Vor zwei Jahrzehnten gewann Olivier Panis den Grand Prix von Monaco.

Vor zwei Jahrzehnten gewann Olivier Panis den Grand Prix von Monaco.
Bildnachweis: FanF1

Vor zwanzig Jahren errang Olivier Panis seinen einzigen Sieg in der Formel 1 in Monaco, indem er die dramatischen Rennbedingungen gekonnt meisterte.

Der Grand Prix von Monaco verwandelte sich bei strömendem Regen in ein Ausdauerrennen, aus dem ein wenig bekannter Franzose als Sieger hervorging. Olivier Panis, der in seinem bescheidenen Ligier-Mugen-Honda von Platz 14 gestartet war, überstand eine chaotische erste Rennhälfte und holte sich seinen einzigen Formel-1-Sieg auf der prestigeträchtigsten Rennstrecke des Sports.

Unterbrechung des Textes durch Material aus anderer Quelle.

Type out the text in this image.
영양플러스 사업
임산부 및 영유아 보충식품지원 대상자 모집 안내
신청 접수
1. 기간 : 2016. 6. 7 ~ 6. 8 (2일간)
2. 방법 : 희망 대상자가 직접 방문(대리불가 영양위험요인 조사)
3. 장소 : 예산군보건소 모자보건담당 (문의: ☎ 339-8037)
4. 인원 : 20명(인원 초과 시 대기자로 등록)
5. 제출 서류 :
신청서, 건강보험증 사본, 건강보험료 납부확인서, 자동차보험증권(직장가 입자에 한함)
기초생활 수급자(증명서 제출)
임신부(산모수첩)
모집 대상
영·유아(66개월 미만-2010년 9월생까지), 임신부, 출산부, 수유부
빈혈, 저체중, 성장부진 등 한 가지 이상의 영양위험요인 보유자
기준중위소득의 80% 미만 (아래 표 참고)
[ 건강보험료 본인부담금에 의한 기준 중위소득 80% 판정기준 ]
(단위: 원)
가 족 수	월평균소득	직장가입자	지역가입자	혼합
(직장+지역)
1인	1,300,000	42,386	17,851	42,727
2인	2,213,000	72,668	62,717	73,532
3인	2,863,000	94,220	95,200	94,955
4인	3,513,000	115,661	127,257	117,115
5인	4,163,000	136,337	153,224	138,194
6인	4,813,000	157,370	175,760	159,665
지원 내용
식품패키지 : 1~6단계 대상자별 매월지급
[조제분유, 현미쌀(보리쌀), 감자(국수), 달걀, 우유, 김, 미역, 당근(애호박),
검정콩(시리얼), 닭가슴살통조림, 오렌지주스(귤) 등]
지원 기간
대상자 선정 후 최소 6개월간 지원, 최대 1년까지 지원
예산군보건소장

Das Drama begann am Samstag, als Michael Schumacher, der gerade seine erste Saison bei Ferrari hinter sich hatte, die Pole Position errang – seine zweite in Folge nach Imola – und dann in der ersten Runde am Tunneleingang in die Leitplanken krachte. Der frühe Ausfall des Deutschen ermöglichte es Damon Hill, der den Triumph seines Vaters Graham in Monaco 1969 wiederholen wollte, die Führung zu übernehmen. Allerdings geriet Hills Williams-Renault in der Mitte des Rennens im Tunnel in Brand, sodass Jean Alesi die Führung übernahm. Am Steuer des Benetton-Renault des amtierenden Weltmeisters schien Alesi bereit für den Durchbruch. Der Franzose, der wegen seiner zahlreichen zweiten Plätze den Spitznamen „Poulidor der Formel 1” trug, hatte endlich die Chance, einen prestigeträchtigen Sieg zu seiner Erfolgsbilanz hinzuzufügen. Doch 20 Runden vor dem Ziel versagte die Aufhängung seines Autos, sodass er aufgeben musste und Panis den Weg frei machte. Panis' Aufstieg war alles andere als einfach. In der Anfangsphase steckte er hinter einem Feld mit Eddie Irvine (Ferrari) und Heinz-Harald Frentzen (Sauber) fest. Der entscheidende Moment kam in der 34. Runde in der Loews-Kurve, wo Panis Irvine überholen und die Führung übernehmen konnte. Als die Strecke abtrocknete, wählte sein Team die richtige Reifenstrategie und er vermied die zahlreichen Fallstricke, die viele seiner Konkurrenten zu Fall brachten.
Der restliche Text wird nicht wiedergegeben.